The good folks at Bartley Corporation came back to the lot to coat the foundation with a waterproofing product, install the draintile around the perimeter of the house, and install dimpleboard which acts slightly as an insulation and predominately as a means for water to drain into the black plastic draintile. The draintile then was covered with stone and a filter cloth.
All of this will soon be covered up when Bartley returns on Monday morning to backfill around the house. This all will be matched on the inside with a double sump-pump system with battery back-up.

In the meantime, we have ordered 50 sheets of 3" extruded foam which I will affix to the foundation exterior walls this weekend. We've placed the order for the WeatherShield windows & doors with Quality Window & Door in Beltsville, MD. And we ordered the energy-efficient radiant heat system and high-efficiency gas water heater from Radiantec in Lyndonville, VT. The windows & doors will take five-to-six weeks and the radiant heat materials should arrive early next week. I have scheduled vacation for March 19th & 20th to install the radiant heat system in the basement.

Check out our fancy waterproofing system:

Saturday, March 7, 2009

FSC Wood Arrives! FSC Wood Installed!

One of Earthcraft's requirements to certify a house as green, is that more than 50% of the wood used in the house must be sustainable/green. One program that promotes sustainable practices for wood products and certifies wood as sustainable is the Forest Stewardship Council. The wood we purchased from T.W. Perry's branch in Gaithersburg, MD is FSC certified. Also, our first floor deck (not outside deck, but actual subfloor on the inside of the house) is AdvanTech, a green engineered wood product.

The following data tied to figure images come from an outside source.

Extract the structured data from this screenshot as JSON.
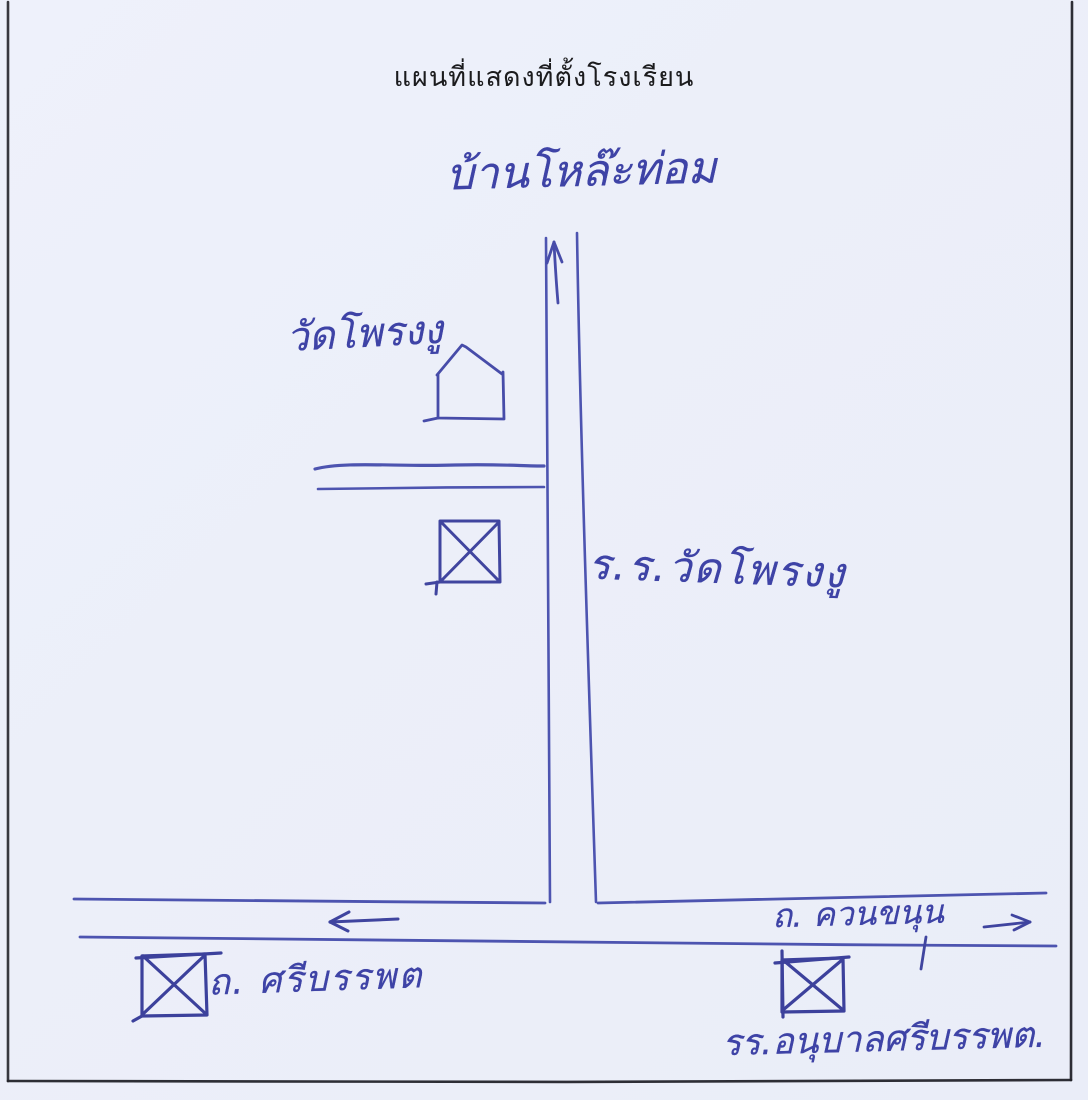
{
  "page": {
    "background_color": "#edf0fa",
    "frame_color": "#23232a",
    "title": "แผนที่แสดงที่ตั้งโรงเรียน",
    "title_color": "#1b1b1d"
  },
  "map": {
    "ink_color": "#3e43a6",
    "stroke_color": "#4d54b0",
    "labels": {
      "village_top": "บ้านโหล๊ะท่อม",
      "temple": "วัดโพรงงู",
      "school_main": "ร.ร.วัดโพรงงู",
      "road_khuan_khanun": "ถ. ควนขนุน",
      "road_si_banphot": "ถ. ศรีบรรพต",
      "school_anuban": "รร.อนุบาลศรีบรรพต."
    },
    "symbols": {
      "up_arrow": "arrow-up-icon",
      "left_arrow": "arrow-left-icon",
      "right_arrow": "arrow-right-icon",
      "temple_house": "house-outline-icon",
      "x_box_temple": "crossed-box-marker",
      "x_box_left": "crossed-box-marker",
      "x_box_right": "crossed-box-marker"
    }
  }
}
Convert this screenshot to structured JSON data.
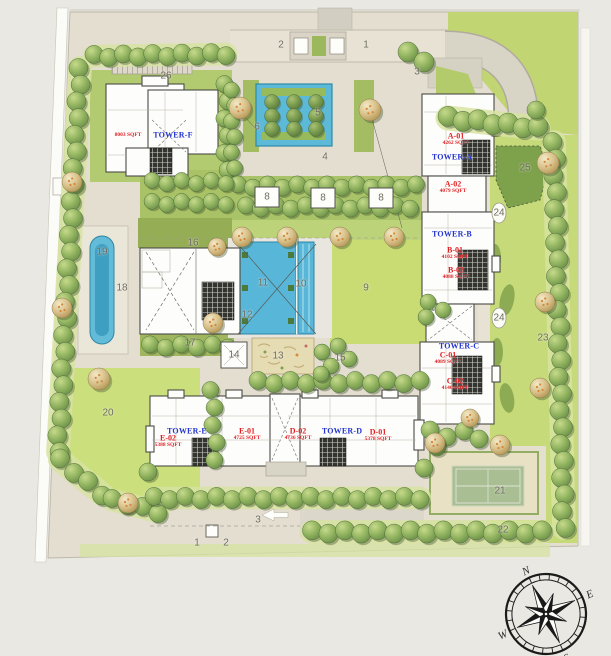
{
  "title": "residential-site-master-plan",
  "colors": {
    "accent_red": "#e01f22",
    "accent_blue": "#2334d0",
    "water": "#5cb9d7",
    "lawn": "#c8dc74",
    "tree_green": "#7d9f52",
    "paving": "#e5e0d1"
  },
  "tower_names": [
    {
      "text": "TOWER-F",
      "x": 173,
      "y": 135
    },
    {
      "text": "TOWER-A",
      "x": 452,
      "y": 157
    },
    {
      "text": "TOWER-B",
      "x": 452,
      "y": 234
    },
    {
      "text": "TOWER-C",
      "x": 459,
      "y": 346
    },
    {
      "text": "TOWER-E",
      "x": 187,
      "y": 431
    },
    {
      "text": "TOWER-D",
      "x": 342,
      "y": 431
    }
  ],
  "unit_labels": [
    {
      "code": "A-01",
      "sqft": "4262 SQFT",
      "x": 456,
      "y": 136
    },
    {
      "code": "A-02",
      "sqft": "4079 SQFT",
      "x": 453,
      "y": 184
    },
    {
      "code": "B-01",
      "sqft": "4102 SQFT",
      "x": 455,
      "y": 250
    },
    {
      "code": "B-02",
      "sqft": "4088 SQFT",
      "x": 456,
      "y": 270
    },
    {
      "code": "C-01",
      "sqft": "4089 SQFT",
      "x": 448,
      "y": 355
    },
    {
      "code": "C-02",
      "sqft": "4146 SQFT",
      "x": 455,
      "y": 381
    },
    {
      "code": "E-02",
      "sqft": "5388 SQFT",
      "x": 168,
      "y": 438
    },
    {
      "code": "E-01",
      "sqft": "4725 SQFT",
      "x": 247,
      "y": 431
    },
    {
      "code": "D-02",
      "sqft": "4736 SQFT",
      "x": 298,
      "y": 431
    },
    {
      "code": "D-01",
      "sqft": "5378 SQFT",
      "x": 378,
      "y": 432
    },
    {
      "code": "",
      "sqft": "8003 SQFT",
      "x": 128,
      "y": 135
    }
  ],
  "map_markers": [
    {
      "label": "1",
      "x": 366,
      "y": 45
    },
    {
      "label": "2",
      "x": 281,
      "y": 45
    },
    {
      "label": "3",
      "x": 417,
      "y": 72
    },
    {
      "label": "4",
      "x": 325,
      "y": 157
    },
    {
      "label": "5",
      "x": 318,
      "y": 113
    },
    {
      "label": "6",
      "x": 257,
      "y": 127
    },
    {
      "label": "8",
      "x": 267,
      "y": 197
    },
    {
      "label": "8",
      "x": 323,
      "y": 198
    },
    {
      "label": "8",
      "x": 381,
      "y": 198
    },
    {
      "label": "9",
      "x": 366,
      "y": 288
    },
    {
      "label": "10",
      "x": 301,
      "y": 284
    },
    {
      "label": "11",
      "x": 263,
      "y": 283
    },
    {
      "label": "12",
      "x": 247,
      "y": 315
    },
    {
      "label": "13",
      "x": 278,
      "y": 356
    },
    {
      "label": "14",
      "x": 234,
      "y": 355
    },
    {
      "label": "15",
      "x": 340,
      "y": 358
    },
    {
      "label": "16",
      "x": 193,
      "y": 243
    },
    {
      "label": "17",
      "x": 190,
      "y": 343
    },
    {
      "label": "18",
      "x": 122,
      "y": 288
    },
    {
      "label": "19",
      "x": 102,
      "y": 252
    },
    {
      "label": "20",
      "x": 108,
      "y": 413
    },
    {
      "label": "21",
      "x": 500,
      "y": 491
    },
    {
      "label": "22",
      "x": 503,
      "y": 530
    },
    {
      "label": "23",
      "x": 543,
      "y": 338
    },
    {
      "label": "24",
      "x": 499,
      "y": 213
    },
    {
      "label": "24",
      "x": 499,
      "y": 318
    },
    {
      "label": "25",
      "x": 525,
      "y": 168
    },
    {
      "label": "26",
      "x": 166,
      "y": 76
    },
    {
      "label": "1",
      "x": 197,
      "y": 543
    },
    {
      "label": "2",
      "x": 226,
      "y": 543
    },
    {
      "label": "3",
      "x": 258,
      "y": 520
    }
  ],
  "compass": {
    "north": "N",
    "east": "E",
    "south": "S",
    "west": "W"
  }
}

Here's our stack of wood products just after delivery: And here's the framing crew, headed up by Hector, working away early on a Saturday morning to install the floor joists and first floor deck:

Friday, March 6, 2009

CEB Demonstration

We will be demonstrating the manufacture of Compressed Earth Brick (CEB) on Saturday, March 21st from 11:00am - 2:00pm. If you would like the details for this demonstration, please email me at flybymike at gmail dot com.


Thursday, March 5, 2009

Character Is Like the Foundation of a House - It Is Below the Surface

I'm not sure who that quote is from, but I like it. Don't worry; this isn't a philosophical post, it's an update on our house foundation!

Today, Bartley removed the forms for the walls and the foundation looks great!

The lumber package has been ordered and our primary contractor, Aaron Holmes with Cornerstone Building Services, will be on site over the next couple of days with a crew to install the first floor decking. We're actually building a house and I can finally prove it!!!